I was 8 years old when I first started thinking about suicide.
Ild pictured myself hanged in the woods. That no one would find me for days because no one cared or knew who I was. At 8 years old imagining how many people would never miss me. How life would be perfectly fine without me.
I was 12 when I first cut myself. My mom thought it was for attention. I still have multiple scars on my wrist.
I was 23 when I got pregnant. I was married. And almost every day of my pregnancy I thought about driving my car into a building. To this day, with or without being on medication I still wonder if its safe for me to drive.
At age 29 I am constantly thinking about death. I am really just here for other peoples sake. Because I am a mother, daughter and wife. If I wasnt any of those I would have been gone long ago. But why should I suffer my whole life so they can have a daughter, wife, and mother? Because I care for them more than myself. At least my daughter. The other two are adults, they will get over the loss of me.
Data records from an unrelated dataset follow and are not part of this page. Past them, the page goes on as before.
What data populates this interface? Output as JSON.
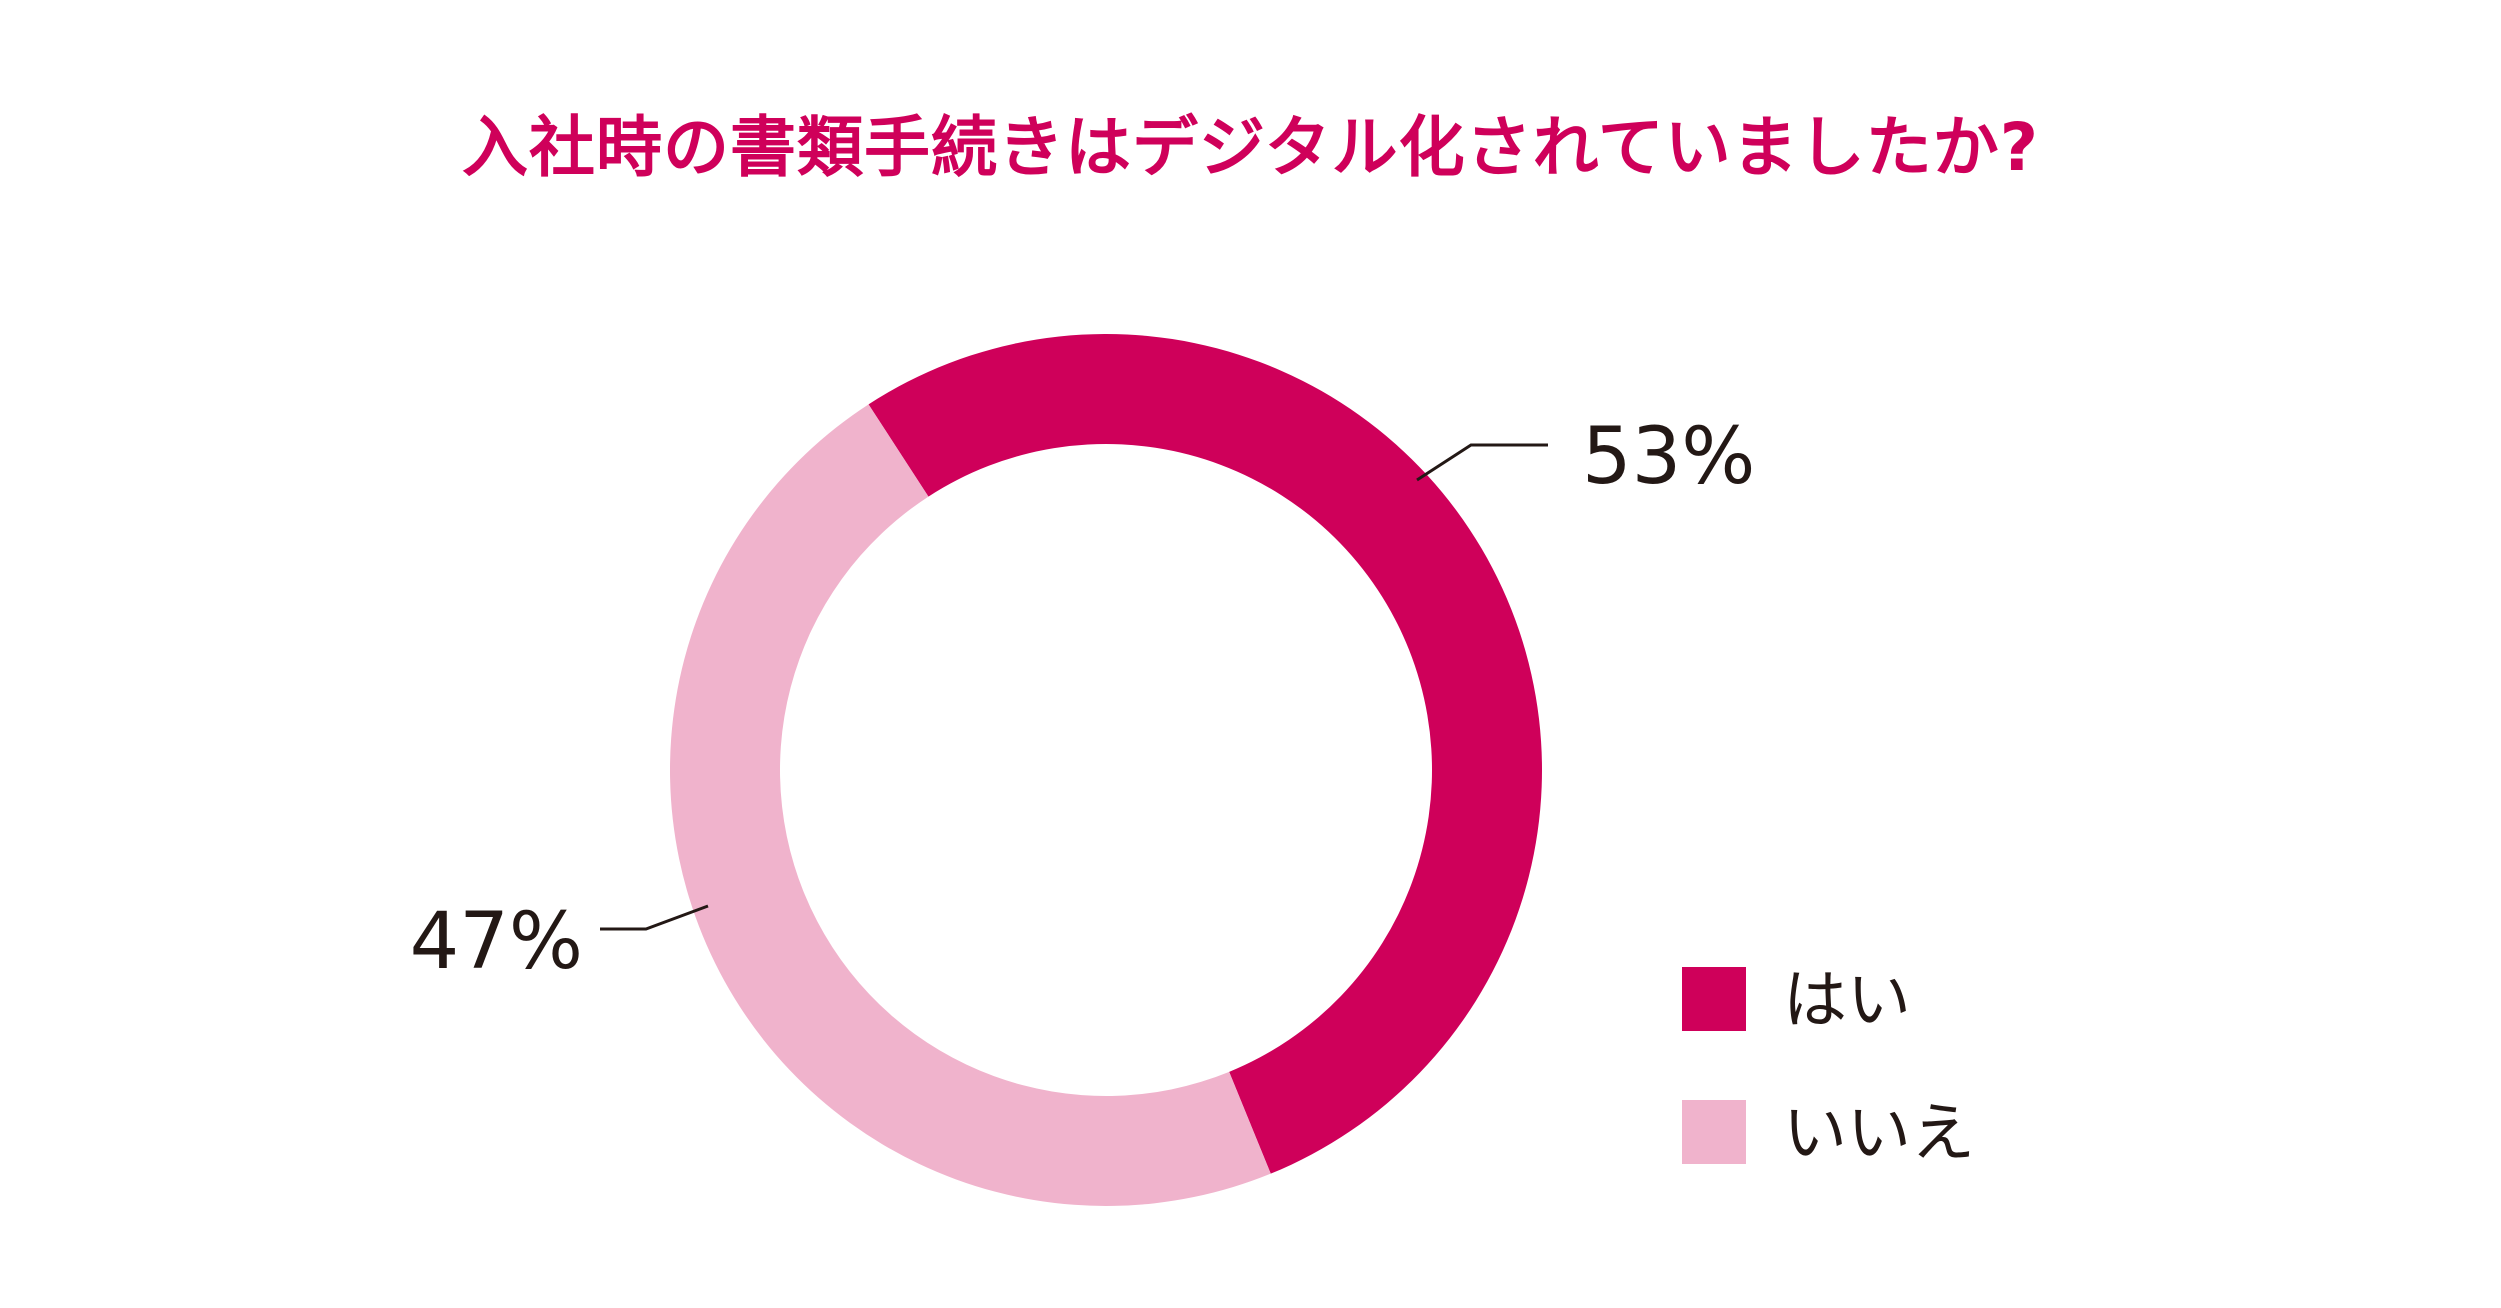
{
  "chart_data": {
    "type": "pie",
    "title": "入社時の書類手続きはデジタル化されていましたか?",
    "categories": [
      "はい",
      "いいえ"
    ],
    "values": [
      53,
      47
    ],
    "data_labels": [
      "53%",
      "47%"
    ],
    "colors": [
      "#cf005a",
      "#f0b3cc"
    ],
    "legend_position": "bottom-right",
    "donut": true
  },
  "colors": {
    "title": "#cf005a",
    "label_text": "#231815",
    "leader_line": "#231815"
  }
}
I cant keep having these freak outs in front of her. I need to gain control. If I dont gain control then am I doing her any favors by sticking around?
So what am I waiting for? Honestly its a matter of time. Its going to take one bad day to put me over the edge.
5 comments
You have to accept you will never have control. Let go.
A therapist can help you learn to live for yourself. Once you start doing that you will automatically be a better wife, mother, daughter.
Drugs can help reduce the frequency and volume of the bad thoughts that being you into despair.
It may take several attempts to find the right therapist and the right drugs. Keep trying.
Show your daughter that you accept your flaws. Show her the dreams you chase. Show her that you will accept help. It will make you a very human and wonderful role model.
You’re not alone. I feel you. Sometimes I wish time would really fly, fast forward to the end and then no more…
There is nothing to be ashamed of. You are struggling with life, as so many do.
You have needs to, that is okay. Your social bonds should feel like a support network, not like someone you have to sacrifice yourself for.
It will also be good for your daughter if you care for yourself.
Hugs
*needs too
Whoa, whoa, whoa. You totally read my mind. I tried to strangle myself at 8 or so, but some weird instinct kicked-in last moment. I repeated this several times and then gave up. Till date, I am afraid of heights, not of falling but of deliberately jumping myself. It feels as if some alter-ego is constantly pushing me from inside – “Jump! Jump, you can do it!”. I can’t think of a day without suicidal thoughts. I am 26 now and have survived so far, and will continue do so – I’m sure. I don’t have a reason to live – such as your love for family – but I don’t have enough reason to die as well – I’m meaninglessly surviving – but I hope I’ll find something worth living some day.
Well I guess there is always the standard solution – go see a therapist.
As for me I haven’t seen any therapist yet, I came to trust my instinct to protect me – I believe it happens with you too – as one half of you pushed you to drive your car into a building, there is this other part of you that had always stopped you from doing it.